I encourage everyone to read this book!
I like to read and learn. I read many great books. I recommend many of the books I read. This book exceeds my normal book recommendations!
Here are some of my highlights.
- Most modern Christians carry a culturally created mental map that imagines heaven as a distant celestial realm full of glorious dwellings occupied by the souls of God’s redeemed people who are surrounded by angels in a paradise far removed from this earth. Our map also says the only path to heaven passes through death; it is utterly inaccessible to the living who still occupy the earth. For those shaped by popular forms of Christianity, our map also says that Jesus died on the cross so we might gain access to this heavenly paradise after we die.

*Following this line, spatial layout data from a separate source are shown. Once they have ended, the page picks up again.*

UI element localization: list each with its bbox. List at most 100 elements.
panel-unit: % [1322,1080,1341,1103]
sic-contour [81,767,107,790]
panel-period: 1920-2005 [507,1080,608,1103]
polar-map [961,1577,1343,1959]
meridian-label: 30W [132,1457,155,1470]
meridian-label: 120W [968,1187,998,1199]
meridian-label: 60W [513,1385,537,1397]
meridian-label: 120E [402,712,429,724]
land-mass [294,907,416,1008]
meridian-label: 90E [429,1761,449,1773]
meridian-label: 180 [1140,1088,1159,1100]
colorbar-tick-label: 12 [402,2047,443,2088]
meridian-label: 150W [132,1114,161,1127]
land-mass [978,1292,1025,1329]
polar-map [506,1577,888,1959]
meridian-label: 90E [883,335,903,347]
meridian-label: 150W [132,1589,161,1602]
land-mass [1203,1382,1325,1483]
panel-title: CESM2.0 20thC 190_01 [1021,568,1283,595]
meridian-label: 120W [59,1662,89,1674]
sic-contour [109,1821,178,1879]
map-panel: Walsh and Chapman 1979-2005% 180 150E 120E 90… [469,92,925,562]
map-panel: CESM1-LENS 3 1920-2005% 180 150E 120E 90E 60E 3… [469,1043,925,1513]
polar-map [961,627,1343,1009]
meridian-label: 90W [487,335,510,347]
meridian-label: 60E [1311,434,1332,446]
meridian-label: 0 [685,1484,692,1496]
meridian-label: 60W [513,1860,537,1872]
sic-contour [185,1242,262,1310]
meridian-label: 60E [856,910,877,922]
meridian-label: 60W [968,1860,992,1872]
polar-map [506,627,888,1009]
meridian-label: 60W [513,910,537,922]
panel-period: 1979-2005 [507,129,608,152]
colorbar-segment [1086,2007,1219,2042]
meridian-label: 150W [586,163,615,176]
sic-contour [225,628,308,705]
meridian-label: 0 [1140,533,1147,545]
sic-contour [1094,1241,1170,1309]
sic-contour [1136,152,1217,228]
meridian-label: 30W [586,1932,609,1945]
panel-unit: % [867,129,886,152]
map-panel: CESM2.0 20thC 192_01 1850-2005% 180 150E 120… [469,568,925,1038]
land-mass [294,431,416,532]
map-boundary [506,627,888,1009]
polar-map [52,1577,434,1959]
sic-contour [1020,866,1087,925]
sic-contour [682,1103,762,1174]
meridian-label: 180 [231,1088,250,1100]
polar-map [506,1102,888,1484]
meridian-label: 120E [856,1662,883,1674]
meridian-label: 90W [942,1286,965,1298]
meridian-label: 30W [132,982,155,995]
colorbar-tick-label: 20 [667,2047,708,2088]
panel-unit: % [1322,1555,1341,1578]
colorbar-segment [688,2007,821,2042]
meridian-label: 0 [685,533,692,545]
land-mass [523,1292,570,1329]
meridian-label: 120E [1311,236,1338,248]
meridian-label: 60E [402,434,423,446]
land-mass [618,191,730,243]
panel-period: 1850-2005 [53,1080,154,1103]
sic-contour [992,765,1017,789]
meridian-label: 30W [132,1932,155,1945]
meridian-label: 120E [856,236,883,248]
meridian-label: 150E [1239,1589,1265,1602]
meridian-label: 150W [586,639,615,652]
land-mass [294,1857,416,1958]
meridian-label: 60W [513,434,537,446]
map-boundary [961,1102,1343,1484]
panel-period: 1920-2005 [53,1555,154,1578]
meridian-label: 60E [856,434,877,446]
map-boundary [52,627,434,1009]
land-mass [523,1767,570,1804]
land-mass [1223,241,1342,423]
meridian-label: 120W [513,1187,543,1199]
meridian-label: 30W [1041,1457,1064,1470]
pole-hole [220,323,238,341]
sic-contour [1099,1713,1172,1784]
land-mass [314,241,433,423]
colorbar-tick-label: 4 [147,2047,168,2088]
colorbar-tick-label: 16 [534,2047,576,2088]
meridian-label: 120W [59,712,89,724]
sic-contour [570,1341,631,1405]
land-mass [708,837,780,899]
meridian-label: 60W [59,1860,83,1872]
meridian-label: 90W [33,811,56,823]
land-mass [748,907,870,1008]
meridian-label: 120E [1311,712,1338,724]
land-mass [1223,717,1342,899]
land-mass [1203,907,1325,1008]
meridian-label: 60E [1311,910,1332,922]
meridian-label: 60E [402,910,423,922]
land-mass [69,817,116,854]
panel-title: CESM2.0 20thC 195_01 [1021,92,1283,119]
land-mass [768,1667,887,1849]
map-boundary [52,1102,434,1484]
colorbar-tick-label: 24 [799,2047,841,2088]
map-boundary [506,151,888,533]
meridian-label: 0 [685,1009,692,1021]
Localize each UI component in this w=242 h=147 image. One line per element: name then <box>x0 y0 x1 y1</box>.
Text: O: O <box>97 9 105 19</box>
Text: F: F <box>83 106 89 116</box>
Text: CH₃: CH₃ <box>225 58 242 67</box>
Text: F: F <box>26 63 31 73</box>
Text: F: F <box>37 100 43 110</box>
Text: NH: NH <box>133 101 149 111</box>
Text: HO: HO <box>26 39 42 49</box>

- Nearly everything about our faith—Jesus, the gospel, the cross, the church, our mission, even how we raise our children and interact with our non-Christian neighbors—revolves around the view of heaven I’ve just described. I don’t think it’s an exaggeration to say many of us have a heaven-centric mental map of Christianity. But what if our mental map is wrong? Just as the earth is not the center of the solar system, what if heaven is not the center of our faith?
- When we come to embrace Jesus’s map of heaven, we will discover that it works so much better than the one we’ve inherited from popular Christian culture.
- The heavens are the invisible, intangible realm occupied by the Lord and his hosts.
- Celtic Christians referred to such locations as “thin places.”
- But in John’s Gospel, Jesus announced that a new thin place between heaven and earth had arrived that would be a permanent opening between the two. A new and better temple had come.
- The kingdom isn’t where righteous souls go after death but rather our current reality where we encounter God’s presence and accomplish his will.
- In contrast to the popular view of God as a grumpy, strict gatekeeper, Jesus declares that God opens his kingdom to us joyfully.